When you invoke multiprocessing.Pool, the multiprocessing module creates several new processes (using os.fork or similar).
By default, during a fork, new processes inherit all open file descriptors.
When you invoke subprocess.Popen with a subprocess.PIPE argument, the subprocess module creates some new pipe file descriptors to send data to/from the new process. In this particular case, the pipe is used to send data from the parent process (python) to the child (gzip), and gzip will exit—and thus make the proc.wait() finish—when all write access to the pipe goes away. (This is what generates "EOF on a pipe": no more write-able file descriptors exist to that pipe.)
Thus, in this case, if you (all in the "original" python process) do this in this sequence:
- create a pipe
- create some
multiprocessing.Pool processes
- send data to gzip
- close the pipe to gzip
then, due to the behavior of fork, each of the Pool processes has an os.dup of the write-to-gzip pipe, so gzip continues waiting for more data, which those Pool processes can (but never do) send.

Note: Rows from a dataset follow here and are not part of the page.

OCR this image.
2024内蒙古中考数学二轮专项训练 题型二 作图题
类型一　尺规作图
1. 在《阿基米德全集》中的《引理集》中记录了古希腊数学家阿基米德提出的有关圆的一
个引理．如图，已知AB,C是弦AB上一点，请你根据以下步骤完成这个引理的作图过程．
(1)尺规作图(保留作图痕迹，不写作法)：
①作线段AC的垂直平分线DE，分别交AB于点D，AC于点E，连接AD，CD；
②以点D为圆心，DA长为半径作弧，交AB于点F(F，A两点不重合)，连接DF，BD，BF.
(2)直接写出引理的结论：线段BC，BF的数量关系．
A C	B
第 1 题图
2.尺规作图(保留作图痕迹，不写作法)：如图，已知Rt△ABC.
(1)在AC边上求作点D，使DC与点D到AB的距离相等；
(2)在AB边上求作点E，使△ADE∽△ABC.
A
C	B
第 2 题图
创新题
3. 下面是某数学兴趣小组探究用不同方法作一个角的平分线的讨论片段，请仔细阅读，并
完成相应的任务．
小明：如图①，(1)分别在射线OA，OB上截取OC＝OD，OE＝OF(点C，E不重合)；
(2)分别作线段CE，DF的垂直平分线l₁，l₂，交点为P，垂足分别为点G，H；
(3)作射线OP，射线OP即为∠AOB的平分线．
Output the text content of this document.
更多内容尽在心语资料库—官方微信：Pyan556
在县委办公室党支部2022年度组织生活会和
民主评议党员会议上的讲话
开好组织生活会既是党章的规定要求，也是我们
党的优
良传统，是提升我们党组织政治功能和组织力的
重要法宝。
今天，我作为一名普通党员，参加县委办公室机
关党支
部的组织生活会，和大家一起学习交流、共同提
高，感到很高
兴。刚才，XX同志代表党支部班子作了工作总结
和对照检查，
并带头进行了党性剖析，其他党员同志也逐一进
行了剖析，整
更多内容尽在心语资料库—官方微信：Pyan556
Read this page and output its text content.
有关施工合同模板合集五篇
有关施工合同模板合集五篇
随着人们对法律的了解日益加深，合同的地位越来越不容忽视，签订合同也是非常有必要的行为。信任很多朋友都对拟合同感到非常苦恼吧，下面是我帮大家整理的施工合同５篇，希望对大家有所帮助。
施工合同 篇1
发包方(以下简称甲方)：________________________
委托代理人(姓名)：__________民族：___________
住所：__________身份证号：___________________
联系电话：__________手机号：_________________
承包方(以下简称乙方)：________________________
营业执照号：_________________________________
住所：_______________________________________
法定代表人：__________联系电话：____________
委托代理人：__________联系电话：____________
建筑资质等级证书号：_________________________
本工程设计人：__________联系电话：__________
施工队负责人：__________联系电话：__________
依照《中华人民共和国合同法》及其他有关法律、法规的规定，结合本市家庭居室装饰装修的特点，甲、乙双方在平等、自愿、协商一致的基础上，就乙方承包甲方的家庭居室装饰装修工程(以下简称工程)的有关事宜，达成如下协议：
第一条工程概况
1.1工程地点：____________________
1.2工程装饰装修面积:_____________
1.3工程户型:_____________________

The gzip process will exit as soon as the Pool processes close their pipe descriptors.
Fixing this in real (more complicated) code can be nontrivial. Ideally, what you would like is for multiprocessing.Pool to know (magically, somehow) which file descriptors should be retained, and which should not, but this is not as simple as "just close a bunch of descriptors in the created child processes":
output = open('somefile', 'a')
def somefunc(arg):
... do some computation, etc ...
output.write(result)
pool = multiprocessing.Pool()
pool.map(somefunc, iterable)
Clearly output.fileno() must be shared by the worker processes here.
You could try to use the Pool's initializer to invoke proc.stdin.close (or os.close on a list of fd's), but then you need to arrange to keep track of descriptors-to-close. It's probably simplest to restructure your code to avoid creating a pool "at the wrong time".